La mort d’Al-Baghdadi ne fera pas s’envoler la popularité de Trump

En 2003 et 2011, l’arrestation de Saddam Hussein et la mort d’Oussama ben Laden n’avaient paru offrir un supplément de popularité à Bush Jr. et Obama qu’à très court terme, un an avant leurs réélections.

Durant la campagne américaine de 2012, Donald Trump avait reproché à Barack Obama de récupérer politiquement la mort d’Oussama ben Laden, l’année précédente. C’est désormais à son tour d’être accusé d’instrumentalisation après avoir annoncé de la même manière la mort d’Abou Bakr al‐Baghdadi, le calife autoproclamé de l’organisation État islamique, lors d’un raid des forces spéciales américaines en Syrie, le samedi 26 octobre. Soit à un peu plus d’un an de la prochaine élection présidentielle, dont les primaires commenceront en janvier prochain.

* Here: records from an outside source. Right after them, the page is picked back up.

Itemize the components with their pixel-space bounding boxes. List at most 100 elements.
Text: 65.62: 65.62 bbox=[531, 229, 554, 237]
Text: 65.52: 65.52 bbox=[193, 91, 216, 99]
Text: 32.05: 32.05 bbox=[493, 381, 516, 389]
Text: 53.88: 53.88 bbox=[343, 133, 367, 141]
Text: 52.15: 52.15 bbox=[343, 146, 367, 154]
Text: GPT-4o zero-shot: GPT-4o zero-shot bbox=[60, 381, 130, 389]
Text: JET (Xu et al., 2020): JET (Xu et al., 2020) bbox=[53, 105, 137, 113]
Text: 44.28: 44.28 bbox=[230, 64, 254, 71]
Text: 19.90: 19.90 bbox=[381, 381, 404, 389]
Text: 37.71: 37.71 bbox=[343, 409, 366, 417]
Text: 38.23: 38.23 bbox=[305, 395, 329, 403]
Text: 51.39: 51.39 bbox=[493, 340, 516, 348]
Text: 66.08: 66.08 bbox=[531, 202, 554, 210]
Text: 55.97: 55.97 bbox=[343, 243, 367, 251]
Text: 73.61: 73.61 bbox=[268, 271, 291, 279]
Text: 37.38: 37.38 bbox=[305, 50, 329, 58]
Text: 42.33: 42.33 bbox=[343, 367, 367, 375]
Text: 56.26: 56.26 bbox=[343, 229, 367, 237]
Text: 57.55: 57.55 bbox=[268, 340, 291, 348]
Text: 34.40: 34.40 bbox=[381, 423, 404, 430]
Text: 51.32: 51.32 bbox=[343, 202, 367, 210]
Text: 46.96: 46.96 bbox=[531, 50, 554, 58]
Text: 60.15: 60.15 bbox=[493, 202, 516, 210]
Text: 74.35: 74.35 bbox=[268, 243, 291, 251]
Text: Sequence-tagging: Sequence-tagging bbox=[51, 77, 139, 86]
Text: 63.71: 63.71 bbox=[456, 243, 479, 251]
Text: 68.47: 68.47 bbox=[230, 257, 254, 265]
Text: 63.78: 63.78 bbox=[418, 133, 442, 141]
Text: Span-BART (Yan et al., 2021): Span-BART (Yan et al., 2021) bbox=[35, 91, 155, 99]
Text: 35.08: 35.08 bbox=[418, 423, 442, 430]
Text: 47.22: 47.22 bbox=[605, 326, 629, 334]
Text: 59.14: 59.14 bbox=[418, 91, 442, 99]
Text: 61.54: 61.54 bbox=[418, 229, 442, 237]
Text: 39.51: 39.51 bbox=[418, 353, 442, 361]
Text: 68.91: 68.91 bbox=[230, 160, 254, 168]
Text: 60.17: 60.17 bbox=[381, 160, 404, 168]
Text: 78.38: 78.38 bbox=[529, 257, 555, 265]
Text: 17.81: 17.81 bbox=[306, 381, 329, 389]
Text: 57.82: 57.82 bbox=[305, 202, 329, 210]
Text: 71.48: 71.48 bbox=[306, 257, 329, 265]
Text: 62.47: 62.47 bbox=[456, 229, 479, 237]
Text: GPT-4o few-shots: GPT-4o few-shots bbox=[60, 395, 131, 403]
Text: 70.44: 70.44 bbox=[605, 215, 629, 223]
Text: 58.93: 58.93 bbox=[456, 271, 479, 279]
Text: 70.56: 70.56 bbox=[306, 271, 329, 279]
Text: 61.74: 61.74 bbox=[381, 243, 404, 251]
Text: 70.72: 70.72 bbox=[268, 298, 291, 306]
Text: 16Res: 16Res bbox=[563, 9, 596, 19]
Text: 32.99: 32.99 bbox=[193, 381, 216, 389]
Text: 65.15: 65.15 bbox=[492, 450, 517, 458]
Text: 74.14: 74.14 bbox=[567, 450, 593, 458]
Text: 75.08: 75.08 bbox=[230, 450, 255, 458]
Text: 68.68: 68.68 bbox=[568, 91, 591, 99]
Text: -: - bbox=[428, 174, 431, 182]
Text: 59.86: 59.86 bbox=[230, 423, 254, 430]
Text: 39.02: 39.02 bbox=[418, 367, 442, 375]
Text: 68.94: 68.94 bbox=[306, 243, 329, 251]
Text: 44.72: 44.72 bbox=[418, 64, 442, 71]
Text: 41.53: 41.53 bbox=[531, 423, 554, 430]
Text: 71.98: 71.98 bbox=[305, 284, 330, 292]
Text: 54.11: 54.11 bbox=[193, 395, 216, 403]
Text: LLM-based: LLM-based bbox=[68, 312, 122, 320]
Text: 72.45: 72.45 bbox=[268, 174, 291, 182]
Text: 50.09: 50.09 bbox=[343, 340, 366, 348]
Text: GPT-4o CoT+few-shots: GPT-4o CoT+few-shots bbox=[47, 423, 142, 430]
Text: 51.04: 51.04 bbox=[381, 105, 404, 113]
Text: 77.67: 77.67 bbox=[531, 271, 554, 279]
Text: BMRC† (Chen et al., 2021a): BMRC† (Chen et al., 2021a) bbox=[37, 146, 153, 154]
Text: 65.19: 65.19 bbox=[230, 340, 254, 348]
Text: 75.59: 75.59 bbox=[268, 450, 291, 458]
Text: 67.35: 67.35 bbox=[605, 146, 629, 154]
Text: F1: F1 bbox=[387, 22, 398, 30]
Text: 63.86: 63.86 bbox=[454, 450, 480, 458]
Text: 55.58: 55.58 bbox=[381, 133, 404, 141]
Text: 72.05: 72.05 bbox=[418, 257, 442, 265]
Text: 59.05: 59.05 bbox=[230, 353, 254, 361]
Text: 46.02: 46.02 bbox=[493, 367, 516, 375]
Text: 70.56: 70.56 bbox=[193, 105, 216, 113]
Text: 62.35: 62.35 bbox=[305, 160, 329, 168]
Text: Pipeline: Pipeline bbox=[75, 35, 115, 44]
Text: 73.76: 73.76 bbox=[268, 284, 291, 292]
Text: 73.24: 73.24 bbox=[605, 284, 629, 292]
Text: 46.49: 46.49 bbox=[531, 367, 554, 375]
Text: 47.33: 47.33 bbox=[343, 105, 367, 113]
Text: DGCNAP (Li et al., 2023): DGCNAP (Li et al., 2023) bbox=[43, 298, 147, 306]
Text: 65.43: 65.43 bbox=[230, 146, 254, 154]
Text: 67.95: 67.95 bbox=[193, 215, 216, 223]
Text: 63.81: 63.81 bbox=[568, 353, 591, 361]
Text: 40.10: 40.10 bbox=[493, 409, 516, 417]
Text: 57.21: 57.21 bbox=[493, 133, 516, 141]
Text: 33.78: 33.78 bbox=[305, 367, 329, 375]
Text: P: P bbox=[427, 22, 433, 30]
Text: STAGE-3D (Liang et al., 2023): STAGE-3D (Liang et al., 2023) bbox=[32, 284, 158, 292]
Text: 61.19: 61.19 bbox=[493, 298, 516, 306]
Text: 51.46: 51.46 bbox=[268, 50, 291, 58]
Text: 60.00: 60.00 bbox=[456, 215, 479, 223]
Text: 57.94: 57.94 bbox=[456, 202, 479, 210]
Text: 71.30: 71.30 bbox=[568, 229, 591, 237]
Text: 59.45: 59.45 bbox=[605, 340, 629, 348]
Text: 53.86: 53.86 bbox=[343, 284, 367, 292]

Fin 2003, la cote de popularité de George W. Bush avait grimpé de sept points, de 56% à 63% d’avis favorables, immédiatement après la capture de Saddam Hussein en Irak. En 2011, Barack Obama avait connu la même hausse, de 44% à 51%, après la mort de Ben Laden. Si les deux présidents ont été réélus quelques mois après, «il y a une corrélation mais pas de lien de causalité direct entre les événements», analyse l’historien Thomas Snégaroff, spécialiste des États‐Unis. Pour lui, la réélection de Bush et d’Obama était plus le fait «d’adversaires médiocres», le démocrate John Kerry et le républicain Mitt Romney.

Effet de ralliement autour du drapeau

Dans les deux cas, les dirigeants abattus ou capturés étaient des personnalités très connues. Saddam Hussein régnait en dictateur sur l’Irak depuis 1979. Ben Laden et l’organisation terroriste al‐Qaida étaient connus de tous les Américains depuis les attentats du 11 septembre 2001, qui avaient coûté la vie à près de 3.000 personnes.

Au contraire, la population américaine connaissait moins le chef de l’État islamique. Le lien entre Daech et les principaux attentats islamistes survenus aux États‐Unis ces dernières années (l’attaque de San Bernardino en décembre 2015, l’attentat de la discothèque Pulse en juin 2016, l’attaque au camion dans les rues de New York en octobre 2017…) était moins évident que celui entre al‐Qaida et le 11‐Septembre.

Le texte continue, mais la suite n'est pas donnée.